This year has been a generally positive one for the Tesco PLC (LON:TSCO) (TSCO.L) share price in my view. It has risen by 18% and its future prospects appear to be improving.
One reason for this is the recent news concerning inflation and wage growth. For the first time in over a year, wages are growing at a faster rate than inflation in the UK. This could be good news for retailers, since it may mean that there is less pressure on household budgets since disposable income is positive in real terms.
The effect of this on Tesco’s financial performance may not be immediate. But it could help consumers to gradually become less price-conscious and start spending more than they have been doing in recent months.

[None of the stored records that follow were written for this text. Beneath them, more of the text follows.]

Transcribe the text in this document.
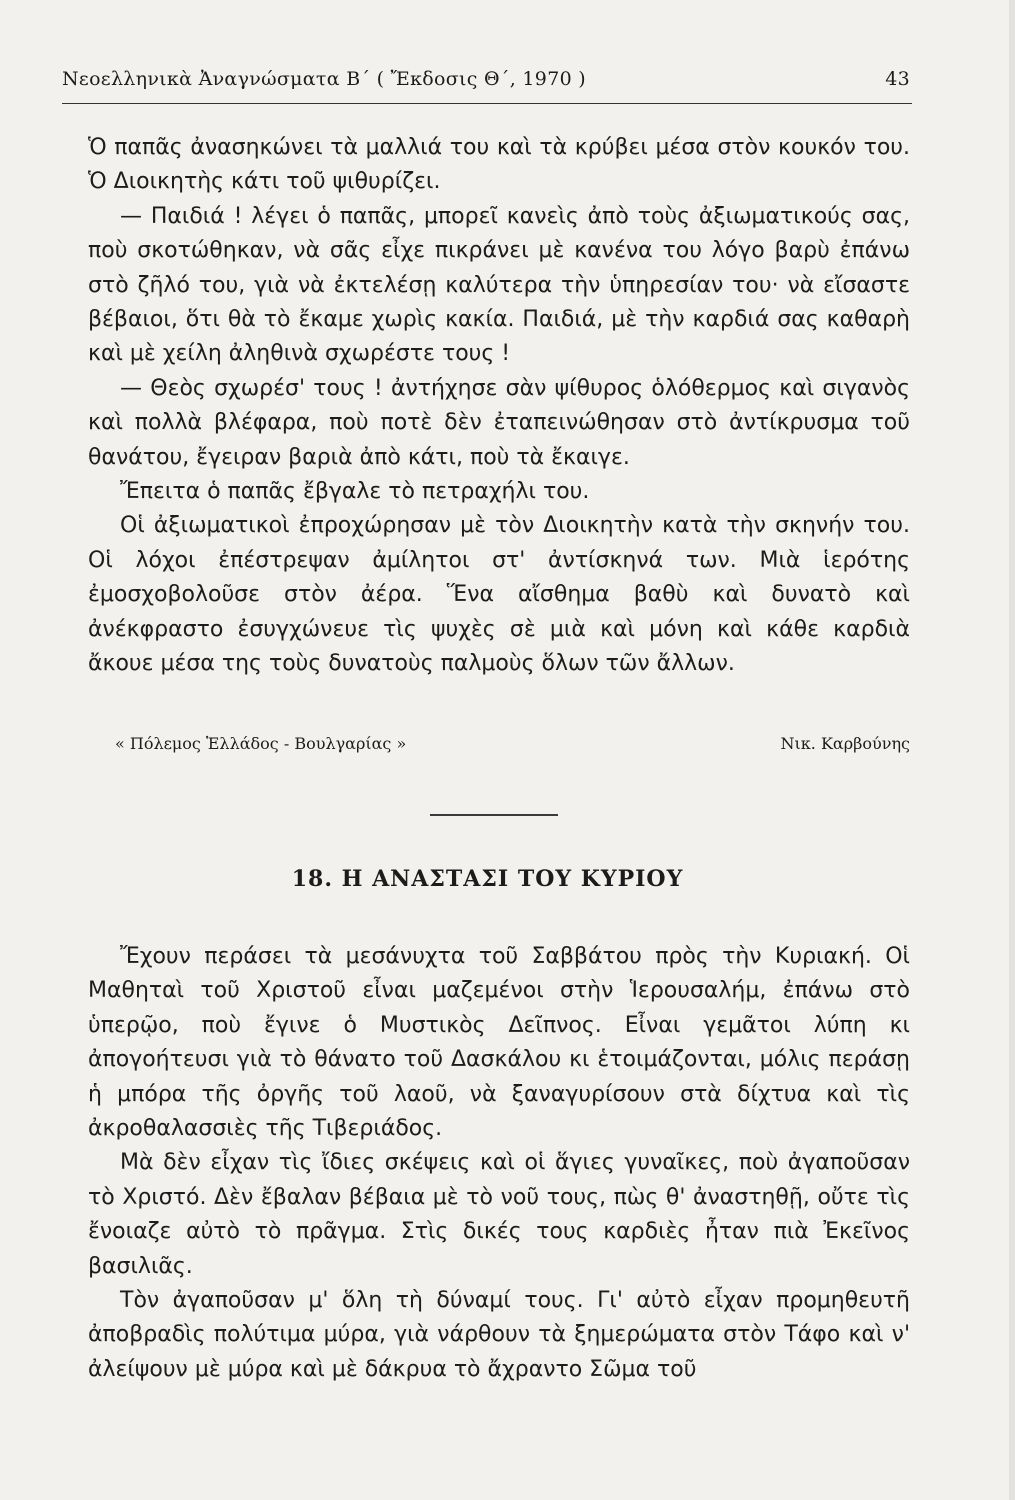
Νεοελληνικὰ Ἀναγνώσματα Β΄ ( Ἔκδοσις Θ΄, 1970 )	43

Ὁ παπᾶς ἀνασηκώνει τὰ μαλλιά του καὶ τὰ κρύβει μέσα στὸν κουκόν του. Ὁ Διοικητὴς κάτι τοῦ ψιθυρίζει.

— Παιδιά ! λέγει ὁ παπᾶς, μπορεῖ κανεὶς ἀπὸ τοὺς ἀξιωματικούς σας, ποὺ σκοτώθηκαν, νὰ σᾶς εἶχε πικράνει μὲ κανένα του λόγο βαρὺ ἐπάνω στὸ ζῆλό του, γιὰ νὰ ἐκτελέσῃ καλύτερα τὴν ὑπηρεσίαν του· νὰ εἴσαστε βέβαιοι, ὅτι θὰ τὸ ἔκαμε χωρὶς κακία. Παιδιά, μὲ τὴν καρδιά σας καθαρὴ καὶ μὲ χείλη ἀληθινὰ σχωρέστε τους !

— Θεὸς σχωρέσ' τους ! ἀντήχησε σὰν ψίθυρος ὁλόθερμος καὶ σιγανὸς καὶ πολλὰ βλέφαρα, ποὺ ποτὲ δὲν ἐταπεινώθησαν στὸ ἀντίκρυσμα τοῦ θανάτου, ἔγειραν βαριὰ ἀπὸ κάτι, ποὺ τὰ ἔκαιγε.

Ἔπειτα ὁ παπᾶς ἔβγαλε τὸ πετραχήλι του.

Οἱ ἀξιωματικοὶ ἐπροχώρησαν μὲ τὸν Διοικητὴν κατὰ τὴν σκηνήν του. Οἱ λόχοι ἐπέστρεψαν ἀμίλητοι στ' ἀντίσκηνά των. Μιὰ ἱερότης ἐμοσχοβολοῦσε στὸν ἀέρα. Ἕνα αἴσθημα βαθὺ καὶ δυνατὸ καὶ ἀνέκφραστο ἐσυγχώνευε τὶς ψυχὲς σὲ μιὰ καὶ μόνη καὶ κάθε καρδιὰ ἄκουε μέσα της τοὺς δυνατοὺς παλμοὺς ὅλων τῶν ἄλλων.

« Πόλεμος Ἑλλάδος - Βουλγαρίας »	Νικ. Καρβούνης
18. Η ΑΝΑΣΤΑΣΙ ΤΟΥ ΚΥΡΙΟΥ

Ἔχουν περάσει τὰ μεσάνυχτα τοῦ Σαββάτου πρὸς τὴν Κυριακή. Οἱ Μαθηταὶ τοῦ Χριστοῦ εἶναι μαζεμένοι στὴν Ἱερουσαλήμ, ἐπάνω στὸ ὑπερῷο, ποὺ ἔγινε ὁ Μυστικὸς Δεῖπνος. Εἶναι γεμᾶτοι λύπη κι ἀπογοήτευσι γιὰ τὸ θάνατο τοῦ Δασκάλου κι ἑτοιμάζονται, μόλις περάσῃ ἡ μπόρα τῆς ὀργῆς τοῦ λαοῦ, νὰ ξαναγυρίσουν στὰ δίχτυα καὶ τὶς ἀκροθαλασσιὲς τῆς Τιβεριάδος.

Μὰ δὲν εἶχαν τὶς ἴδιες σκέψεις καὶ οἱ ἅγιες γυναῖκες, ποὺ ἀγαποῦσαν τὸ Χριστό. Δὲν ἔβαλαν βέβαια μὲ τὸ νοῦ τους, πὼς θ' ἀναστηθῇ, οὔτε τὶς ἔνοιαζε αὐτὸ τὸ πρᾶγμα. Στὶς δικές τους καρδιὲς ἦταν πιὰ Ἐκεῖνος βασιλιᾶς.

Τὸν ἀγαποῦσαν μ' ὅλη τὴ δύναμί τους. Γι' αὐτὸ εἶχαν προμηθευτῆ ἀποβραδὶς πολύτιμα μύρα, γιὰ νάρθουν τὰ ξημερώματα στὸν Τάφο καὶ ν' ἀλείψουν μὲ μύρα καὶ μὲ δάκρυα τὸ ἄχραντο Σῶμα τοῦ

It may also cause investors to become more positive towards retail stocks after what has been a tough period for the industry. With the stock trading on a PEG ratio of around 0.6, it seems to offer good value for money in my view. This could lead to further share price gains over the medium term.

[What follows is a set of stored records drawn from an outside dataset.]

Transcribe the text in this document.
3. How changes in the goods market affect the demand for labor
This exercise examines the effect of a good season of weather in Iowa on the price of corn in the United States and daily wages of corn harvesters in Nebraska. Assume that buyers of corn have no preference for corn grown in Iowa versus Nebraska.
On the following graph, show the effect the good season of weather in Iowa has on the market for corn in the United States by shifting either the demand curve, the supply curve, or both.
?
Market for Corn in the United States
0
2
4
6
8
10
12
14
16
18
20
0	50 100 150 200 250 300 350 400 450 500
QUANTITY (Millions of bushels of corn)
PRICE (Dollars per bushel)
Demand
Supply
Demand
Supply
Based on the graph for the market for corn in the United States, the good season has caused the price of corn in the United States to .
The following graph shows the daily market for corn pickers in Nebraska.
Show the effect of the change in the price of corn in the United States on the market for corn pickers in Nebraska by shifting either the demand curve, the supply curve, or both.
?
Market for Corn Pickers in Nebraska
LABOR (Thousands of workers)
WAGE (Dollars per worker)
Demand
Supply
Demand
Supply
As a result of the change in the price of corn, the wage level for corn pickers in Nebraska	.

Tesco seems to have put in place a solid strategy that could deliver further EPS growth in future. It is seeking to become more efficient and anticipates that its operating margin could reach 4% by 2020. Alongside 2+ years of sales growth, this could mean that it has a good chance of delivering impressive EPS growth over the medium term.
Sure, it may experience challenges from budget retailers and inflation may spike as Brexit nears. But with what seems to be a sound strategy and trading conditions which may be on the up, the stock could deliver improving performance in future.
Therefore, I’m optimistic about its capacity to deliver share price growth after what has been a positive few months for the retail stock.